Context.newBuilder(...).build().use: Context 是一个需要被关闭的资源。使用 use 块可以确保无论成功还是异常，context.close() 都会被调用，避免资源泄漏。
ProgressEvent 和 eventEmitter: 我们定义了一个简单的数据类来标准化事件结构，并通过一个回调函数 eventEmitter 将进度实时地发送回调用方。这是实现实时反馈的核心机制。
错误处理: try-catch 块捕获了格式化过程中可能出现的任何异常（例如，JavaScript 语法错误），并将其作为 error 事件发送出去。

任务管理与事件流

当一个格式化请求进来时，我们不能阻塞等待它完成。我们需要一个系统来管理这些后台任务，并将它们的进度事件广播给正确的客户端。

// src/main/kotlin/com/example/service/FormattingJobManager.kt

package com.example.service

import kotlinx.coroutines.CoroutineScope
import kotlinx.coroutines.SupervisorJob
import kotlinx.coroutines.flow.MutableSharedFlow
import kotlinx.coroutines.flow.asSharedFlow
import kotlinx.coroutines.launch
import java.util.UUID
import java.util.concurrent.ConcurrentHashMap
import kotlin.coroutines.CoroutineContext

// Data class to represent a formatting job request
data class FormatRequest(val code: String, val parser: String)
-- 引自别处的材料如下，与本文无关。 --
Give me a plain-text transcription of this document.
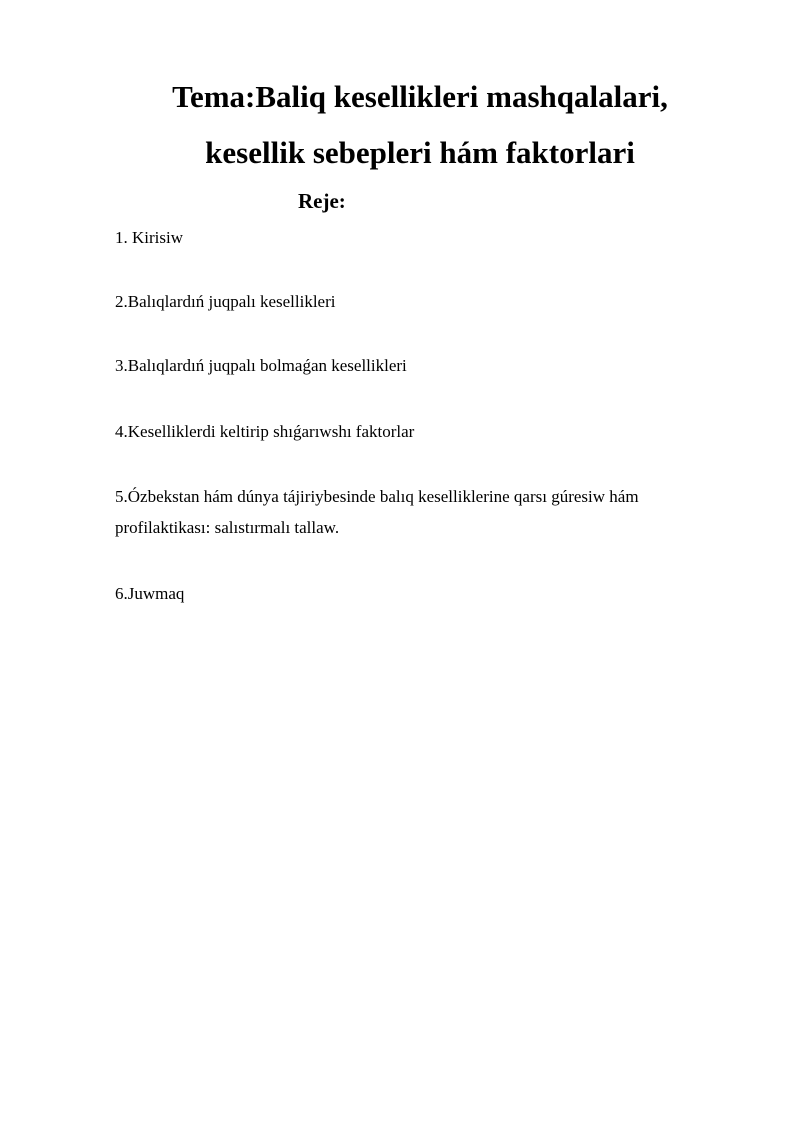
Tema:Baliq kesellikleri mashqalalari,
kesellik sebepleri hám faktorlari
Reje:

1. Kirisiw

2.Balıqlardıń juqpalı kesellikleri

3.Balıqlardıń juqpalı bolmaǵan kesellikleri

4.Keselliklerdi keltirip shıǵarıwshı faktorlar

5.Ózbekstan hám dúnya tájiriybesinde balıq keselliklerine qarsı gúresiw hám profilaktikası: salıstırmalı tallaw.

6.Juwmaq
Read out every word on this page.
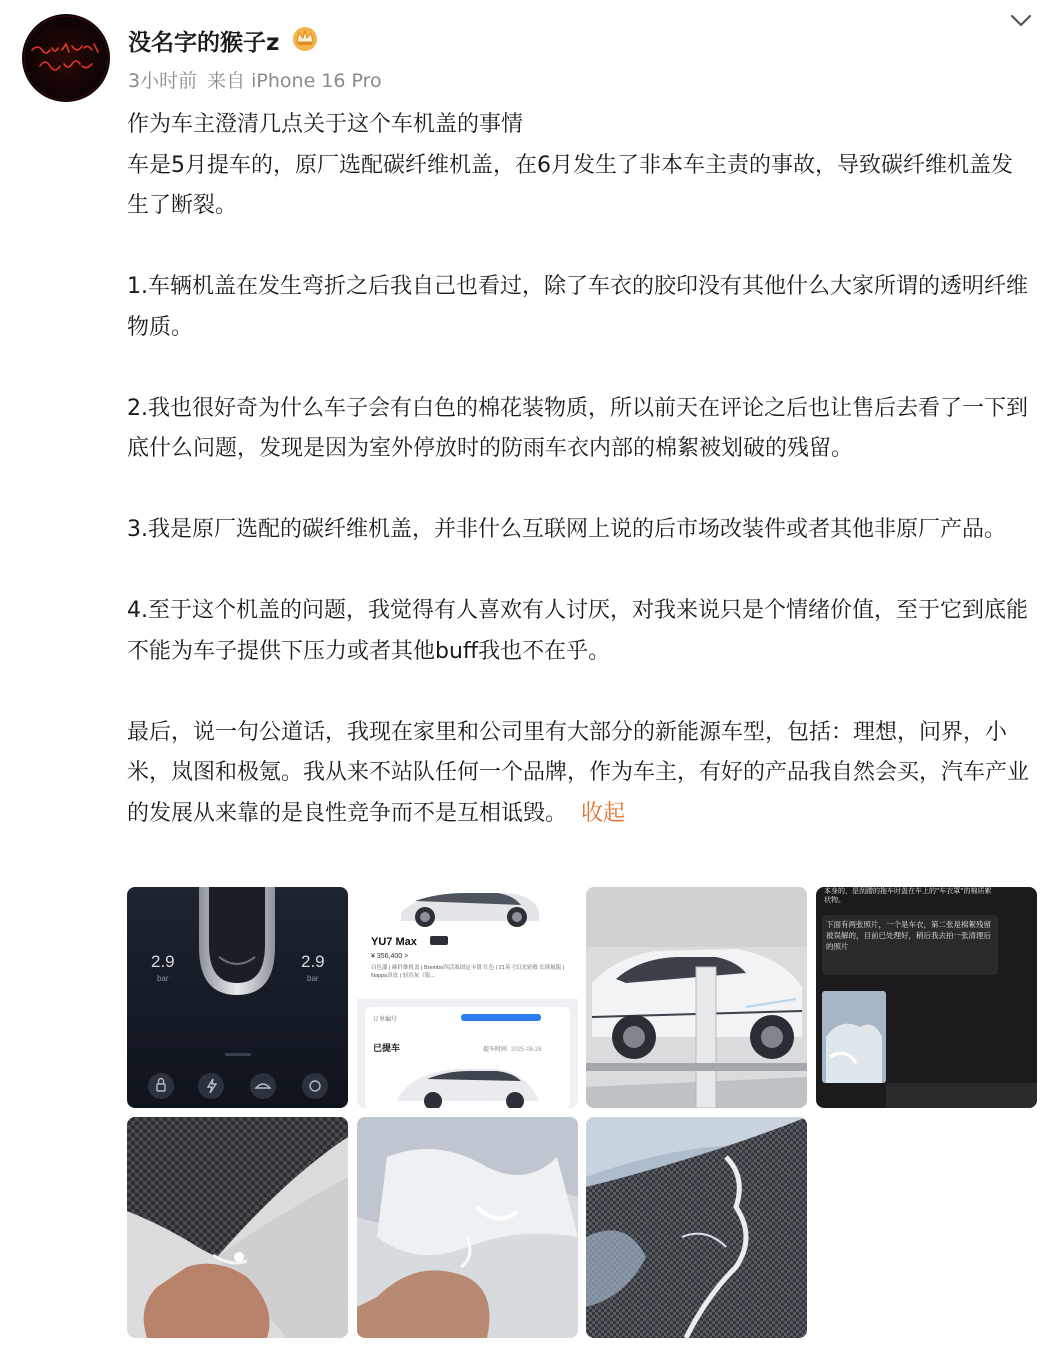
没名字的猴子z
3小时前 来自 iPhone 16 Pro

作为车主澄清几点关于这个车机盖的事情

车是5月提车的，原厂选配碳纤维机盖，在6月发生了非本车主责的事故，导致碳纤维机盖发生了断裂。

1.车辆机盖在发生弯折之后我自己也看过，除了车衣的胶印没有其他什么大家所谓的透明纤维物质。

2.我也很好奇为什么车子会有白色的棉花装物质，所以前天在评论之后也让售后去看了一下到底什么问题，发现是因为室外停放时的防雨车衣内部的棉絮被划破的残留。

3.我是原厂选配的碳纤维机盖，并非什么互联网上说的后市场改装件或者其他非原厂产品。

4.至于这个机盖的问题，我觉得有人喜欢有人讨厌，对我来说只是个情绪价值，至于它到底能不能为车子提供下压力或者其他buff我也不在乎。

最后，说一句公道话，我现在家里和公司里有大部分的新能源车型，包括：理想，问界，小米，岚图和极氪。我从来不站队任何一个品牌，作为车主，有好的产品我自然会买，汽车产业的发展从来靠的是良性竞争而不是互相诋毁。 收起

2.9
bar
2.9
bar
YU7 Max
¥ 356,400 >
白色漆 | 碳纤维机盖 | Brembo四活塞固定卡钳 红色 | 21英寸幻光轮毂 长续航版 | Nappa真皮 | 轻岩灰（银...
订单编号
已提车	提车时间 2025-06-26
本身的，是刮蹭的拖车时盖在车上的"车衣罩"的棉质絮状物。
下面有两张照片，一个是车衣，第二张是棉絮残留被误解的，目前已处理好，稍后我去拍一张清理后的照片
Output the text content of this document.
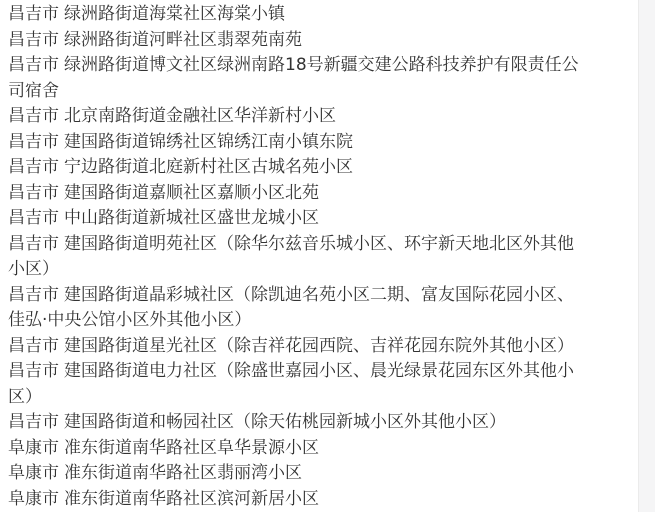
昌吉市 绿洲路街道海棠社区海棠小镇

昌吉市 绿洲路街道河畔社区翡翠苑南苑

昌吉市 绿洲路街道博文社区绿洲南路18号新疆交建公路科技养护有限责任公司宿舍

昌吉市 北京南路街道金融社区华洋新村小区

昌吉市 建国路街道锦绣社区锦绣江南小镇东院

昌吉市 宁边路街道北庭新村社区古城名苑小区

昌吉市 建国路街道嘉顺社区嘉顺小区北苑

昌吉市 中山路街道新城社区盛世龙城小区

昌吉市 建国路街道明苑社区（除华尔兹音乐城小区、环宇新天地北区外其他小区）

昌吉市 建国路街道晶彩城社区（除凯迪名苑小区二期、富友国际花园小区、佳弘·中央公馆小区外其他小区）

昌吉市 建国路街道星光社区（除吉祥花园西院、吉祥花园东院外其他小区）

昌吉市 建国路街道电力社区（除盛世嘉园小区、晨光绿景花园东区外其他小区）

昌吉市 建国路街道和畅园社区（除天佑桃园新城小区外其他小区）

阜康市 准东街道南华路社区阜华景源小区

阜康市 准东街道南华路社区翡丽湾小区

阜康市 准东街道南华路社区滨河新居小区
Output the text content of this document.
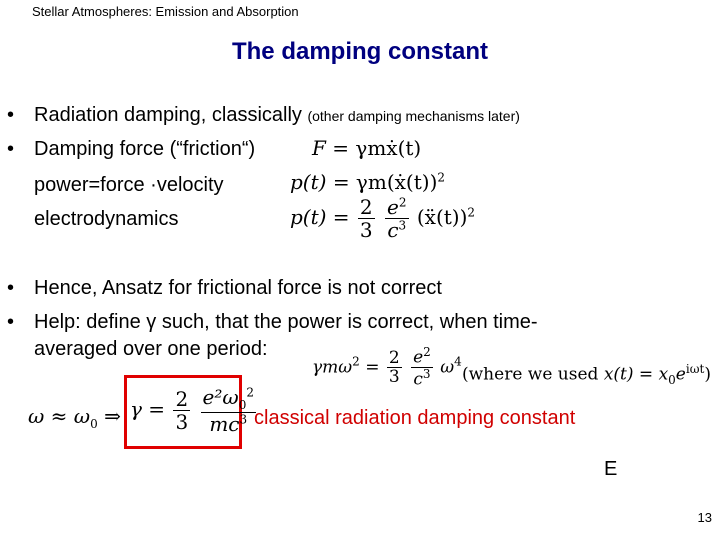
Stellar Atmospheres: Emission and Absorption
The damping constant
• Radiation damping, classically (other damping mechanisms later)
• Damping force (“friction“)
power=force ·velocity
electrodynamics
F = γmẋ(t)
p(t) = γm(ẋ(t))$^2$
$p(t) = \frac{2}{3}$
$\frac{e^2}{c^3}$ (ẍ(t))$^2$
• Hence, Ansatz for frictional force is not correct
• Help: define γ such, that the power is correct, when time-
averaged over one period:
$\gamma m\omega^2 = \frac{2}{3}$
$\frac{e^2}{c^3} \omega^4$
(where we used $x(t) = x_0e^{i\omega t}$)
$\omega \approx \omega_0$ ⇒ $\gamma = \frac{2}{3}$
$\frac{e^2\omega_0^2}{mc^3}$
classical radiation damping constant
E
13
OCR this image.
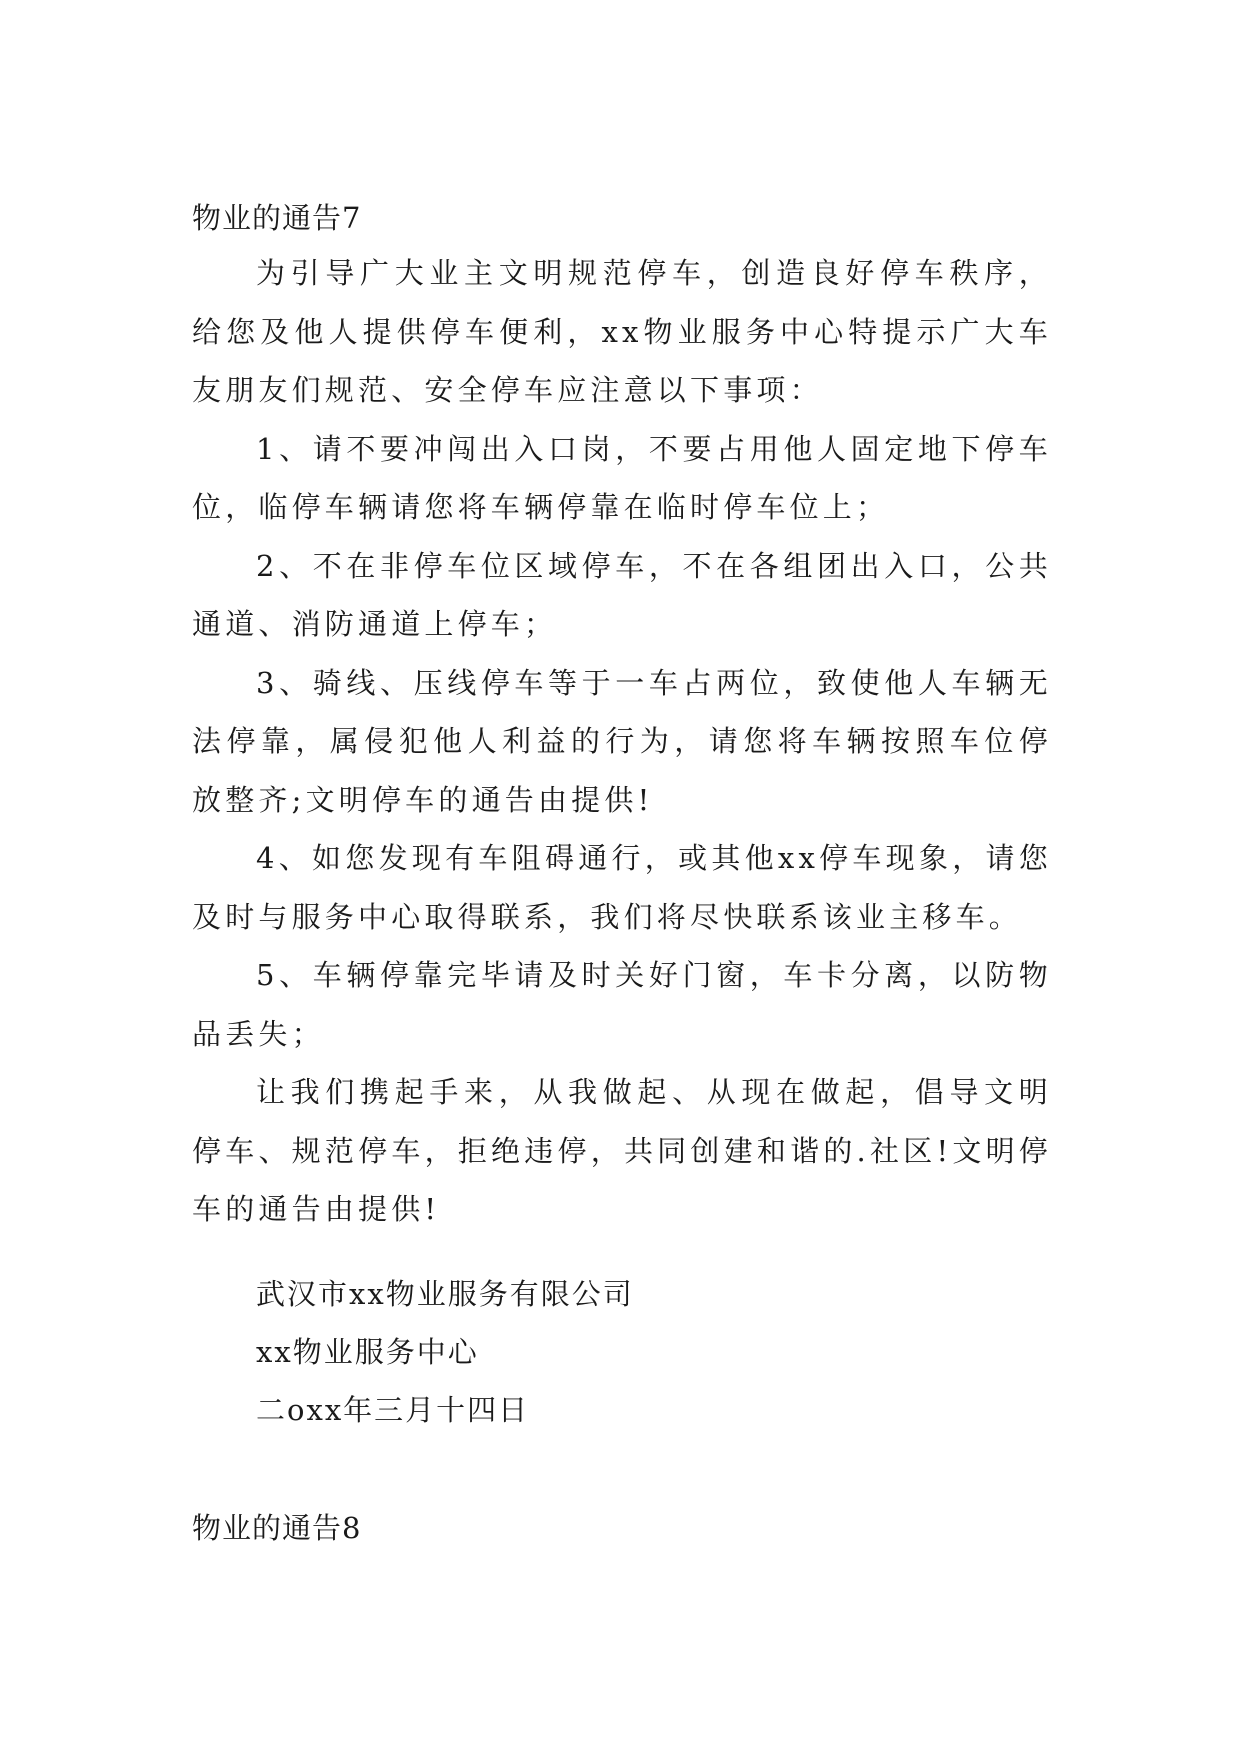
物业的通告7

为引导广大业主文明规范停车，创造良好停车秩序，给您及他人提供停车便利，xx物业服务中心特提示广大车友朋友们规范、安全停车应注意以下事项：

1、请不要冲闯出入口岗，不要占用他人固定地下停车位，临停车辆请您将车辆停靠在临时停车位上；

2、不在非停车位区域停车，不在各组团出入口，公共通道、消防通道上停车；

3、骑线、压线停车等于一车占两位，致使他人车辆无法停靠，属侵犯他人利益的行为，请您将车辆按照车位停放整齐;文明停车的通告由提供!

4、如您发现有车阻碍通行，或其他xx停车现象，请您及时与服务中心取得联系，我们将尽快联系该业主移车。

5、车辆停靠完毕请及时关好门窗，车卡分离，以防物品丢失；

让我们携起手来，从我做起、从现在做起，倡导文明停车、规范停车，拒绝违停，共同创建和谐的.社区!文明停车的通告由提供!

武汉市xx物业服务有限公司
xx物业服务中心
二oxx年三月十四日
物业的通告8
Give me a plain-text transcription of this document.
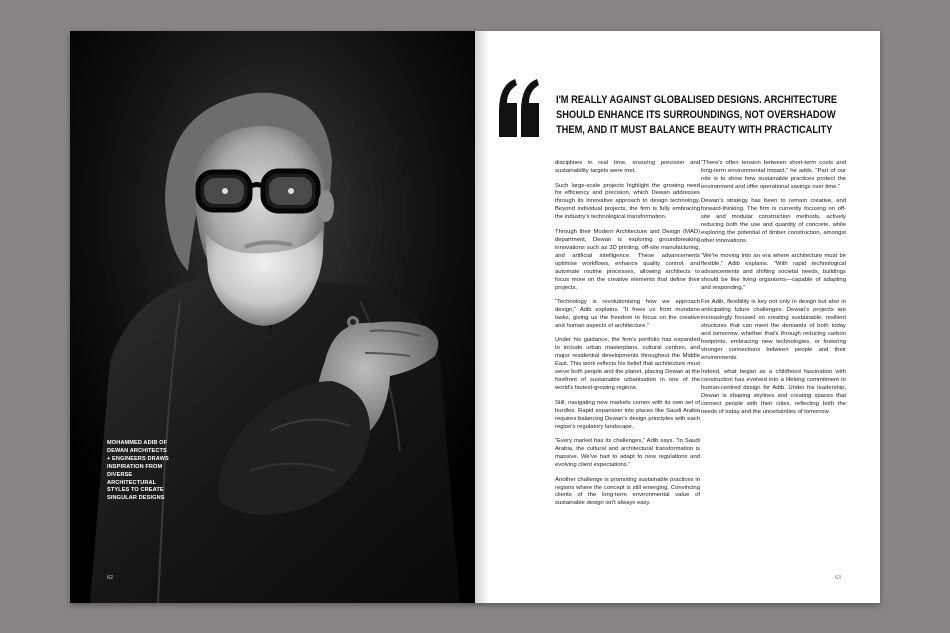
MOHAMMED ADIB OF DEWAN ARCHITECTS + ENGINEERS DRAWS INSPIRATION FROM DIVERSE ARCHITECTURAL STYLES TO CREATE SINGULAR DESIGNS
62
I'M REALLY AGAINST GLOBALISED DESIGNS. ARCHITECTURE SHOULD ENHANCE ITS SURROUNDINGS, NOT OVERSHADOW THEM, AND IT MUST BALANCE BEAUTY WITH PRACTICALITY

disciplines in real time, ensuring precision and sustainability targets were met.

Such large-scale projects highlight the growing need for efficiency and precision, which Dewan addresses through its innovative approach to design technology. Beyond individual projects, the firm is fully embracing the industry's technological transformation.

Through their Modern Architecture and Design (MAD) department, Dewan is exploring groundbreaking innovations such as 3D printing, off-site manufacturing, and artificial intelligence. These advancements optimise workflows, enhance quality control, and automate routine processes, allowing architects to focus more on the creative elements that define their projects.

“Technology is revolutionising how we approach design,” Adib explains. “It frees us from mundane tasks, giving us the freedom to focus on the creative and human aspects of architecture.”

Under his guidance, the firm's portfolio has expanded to include urban masterplans, cultural centres, and major residential developments throughout the Middle East. This work reflects his belief that architecture must serve both people and the planet, placing Dewan at the forefront of sustainable urbanisation in one of the world's fastest-growing regions.

Still, navigating new markets comes with its own set of hurdles. Rapid expansion into places like Saudi Arabia requires balancing Dewan's design principles with each region's regulatory landscape.

“Every market has its challenges,” Adib says. “In Saudi Arabia, the cultural and architectural transformation is massive. We've had to adapt to new regulations and evolving client expectations.”

Another challenge is promoting sustainable practices in regions where the concept is still emerging. Convincing clients of the long-term environmental value of sustainable design isn't always easy.

“There's often tension between short-term costs and long-term environmental impact,” he adds. “Part of our role is to show how sustainable practices protect the environment and offer operational savings over time.”

Dewan's strategy has been to remain creative, and forward-thinking. The firm is currently focusing on off-site and modular construction methods, actively reducing both the use and quantity of concrete, while exploring the potential of timber construction, amongst other innovations.

“We're moving into an era where architecture must be flexible,” Adib explains. “With rapid technological advancements and shifting societal needs, buildings should be like living organisms—capable of adapting and responding.”

For Adib, flexibility is key not only in design but also in anticipating future challenges. Dewan's projects are increasingly focused on creating sustainable, resilient structures that can meet the demands of both today and tomorrow, whether that's through reducing carbon footprints, embracing new technologies, or fostering stronger connections between people and their environments.

Indeed, what began as a childhood fascination with construction has evolved into a lifelong commitment to human-centred design for Adib. Under his leadership, Dewan is shaping skylines and creating spaces that connect people with their cities, reflecting both the needs of today and the uncertainties of tomorrow.

63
class FormattingJobManager(
    private val prettierService: PrettierService
) : CoroutineScope {

    // Use a SupervisorJob so that failure of one child coroutine doesn't cancel others.
    override val coroutineContext: CoroutineContext = SupervisorJob() + Dispatchers.Default

    // In-memory store for job events. For production, this should be backed by Redis or another distributed cache.
    private val jobChannels = ConcurrentHashMap<String, MutableSharedFlow<ProgressEvent>>()

    /**
     * Submits a new formatting job.
     * @return The unique ID for the created job.
     */
    fun submitJob(request: FormatRequest): String {
        val jobId = UUID.randomUUID().toString()
        val eventFlow = MutableSharedFlow<ProgressEvent>(replay = 10) // Replay buffer for late subscribers
        jobChannels[jobId] = eventFlow

        launch { // Launch a new coroutine for this job
            try {
                // The eventEmitter lambda will push events into our SharedFlow
                val formattedCode = prettierService.format(request.code, request.parser) { event ->
                    eventFlow.tryEmit(event) // Use tryEmit as we are in a hot path
                }
                // Emit the final result
                eventFlow.emit(ProgressEvent("done", "Job completed successfully.", data = formattedCode))
            } catch (e: Exception) {
                // The service already emits an error event, but we can emit another one here if needed
                eventFlow.emit(ProgressEvent("error", "Job failed with exception: ${e.message}"))
            } finally {
                // It's good practice to have a cleanup mechanism, e.g., remove old jobs
                // For simplicity, we keep it in memory here. A TTL mechanism would be needed.
            }
        }
        return jobId
    }

    /**
     * Retrieves the event flow for a given job ID.
     * @return A SharedFlow of progress events, or null if the job ID is not found.
     */
    fun getJobFlow(jobId: String) = jobChannels[jobId]?.asSharedFlow()
}

这个管理器是整个异步流程的协调者：

CoroutineScope: 它实现了 CoroutineScope，使其能够启动独立的、生命周期受控的协程。SupervisorJob 确保一个任务的失败不会影响到其他正在运行的任务。
ConcurrentHashMap<String, MutableSharedFlow<ProgressEvent>>: 这是我们的核心数据结构。一个并发安全的Map，键是任务ID，值是一个 MutableSharedFlow。SharedFlow 是一种热流，允许多个订阅者接收其发出的事件。我们设置了一个 replay 缓冲区，这样即使客户端在一些事件发出后才连接，也能收到最近的几条历史事件。
submitJob: 此方法创建一个唯一的 jobId，设置好 SharedFlow，然后立即 launch 一个新的协程来执行耗时的 prettierService.format 调用。它本身是非阻塞的，会立刻返回 jobId。
getJobFlow: 此方法允许 SSE 端点根据 jobId 找到对应的事件流并进行订阅。

Ktor 路由与 SSE 端点

最后，我们将所有部分在 Ktor 的应用模块中组装起来。

// src/main/kotlin/com/example/Application.kt

package com.example

import com.example.service.FormatRequest
import com.example.service.FormattingJobManager
import com.example.service.PrettierService
import io.ktor.serialization.kotlinx.json.*
import io.ktor.server.application.*
import io.ktor.server.engine.*
import io.ktor.server.cio.*
import io.ktor.server.plugins.contentnegotiation.*
import io.ktor.server.request.*
import io.ktor.server.response.*
import io.ktor.server.routing.*
import io.ktor.server.sse.*
import kotlinx.serialization.Serializable

fun main() {
    embeddedServer(CIO, port = 8080, host = "0.0.0.0", module = Application::module)
        .start(wait = true)
}

// Data class for the API response after submitting a job
@Serializable
data class JobSubmissionResponse(val jobId: String, val eventsUrl: String)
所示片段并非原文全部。